Hoping to encourage community development lending, the Comptroller of the Currency today will propose reducing several restrictions on investments in community development lenders.

The agency would still require that bank investments in community development corporations, or CDCs, benefit low-income and moderate-income communities. But the corporations would have greater leeway in meeting that standard.

Investments would qualify under CRA if they provide affordable housing, create permanent jobs, provide equity to small businesses, stabilize areas slated for revitalization, or provide other needed public services.

The Comptroller's office also would abolish the five-day review period when the agency approved the same plan for another bank. Finally, it no longer would require bankers to structure the deals in a preapproved manner and it would adopt the same definition of community development as found in the revised Community Reinvestment Act rules.
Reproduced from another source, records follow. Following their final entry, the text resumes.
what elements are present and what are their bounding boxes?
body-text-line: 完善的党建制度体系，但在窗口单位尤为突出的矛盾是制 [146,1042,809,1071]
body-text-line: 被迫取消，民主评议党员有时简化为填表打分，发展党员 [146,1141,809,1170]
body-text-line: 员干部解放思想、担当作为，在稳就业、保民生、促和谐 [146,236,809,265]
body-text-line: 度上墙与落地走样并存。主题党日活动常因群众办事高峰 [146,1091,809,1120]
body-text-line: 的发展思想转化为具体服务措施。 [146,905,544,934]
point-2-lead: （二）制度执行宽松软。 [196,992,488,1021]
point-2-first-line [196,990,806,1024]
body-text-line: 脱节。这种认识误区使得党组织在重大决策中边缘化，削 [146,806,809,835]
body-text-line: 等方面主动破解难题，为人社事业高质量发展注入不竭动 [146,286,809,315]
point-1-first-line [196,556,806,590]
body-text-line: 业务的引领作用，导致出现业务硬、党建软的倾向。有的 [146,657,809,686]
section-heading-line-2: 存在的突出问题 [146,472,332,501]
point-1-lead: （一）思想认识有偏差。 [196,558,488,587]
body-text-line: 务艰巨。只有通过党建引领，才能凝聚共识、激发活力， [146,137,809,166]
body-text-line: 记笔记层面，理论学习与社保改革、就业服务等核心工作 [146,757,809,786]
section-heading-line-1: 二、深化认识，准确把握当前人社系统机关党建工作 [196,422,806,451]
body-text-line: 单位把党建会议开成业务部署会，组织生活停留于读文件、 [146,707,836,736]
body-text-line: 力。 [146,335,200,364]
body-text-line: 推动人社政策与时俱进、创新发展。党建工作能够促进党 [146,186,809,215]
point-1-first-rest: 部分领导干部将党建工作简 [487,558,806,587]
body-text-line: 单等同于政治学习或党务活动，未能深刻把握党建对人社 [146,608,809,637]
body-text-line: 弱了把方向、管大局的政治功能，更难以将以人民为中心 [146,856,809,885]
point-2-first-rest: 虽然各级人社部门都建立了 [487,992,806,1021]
"The proposed changes encourage national banks and community groups to work together by allowing them the flexibility to determine how best to structure their own partnerships in support of community development," Comptroller Eugene A. Ludwig said.

Bankers supported the proposed changes, saying they should reduce the cost of these community development initiatives.

"This really embodies how the regulators have been thinking about things," said Catherine Bessant, a senior vice president at NationsBank Corp. "That certainty is helpful to all of us."

She said bankers are realizing as they get more experience with these loans that a "very wide variety" of initiatives can best meet a community's needs.

The proposed changes would permit bankers to search for even more innovative solutions, she said.

The public has until Feb. 25 to comment.

The Comptroller's office also expected today to approve a change to another section of the community development regulation, declaring that banks no longer must reinvest profits from these investments into similar projects. Instead, the agency is encouraging bankers to reinvest.

"We are very pleased with that," said James McLaughlin, director of agency relations at the American Bankers Association. "It will encourage banks to invest in community development corporations knowing that they do not have to then reinvest the profits in future community develop corporations."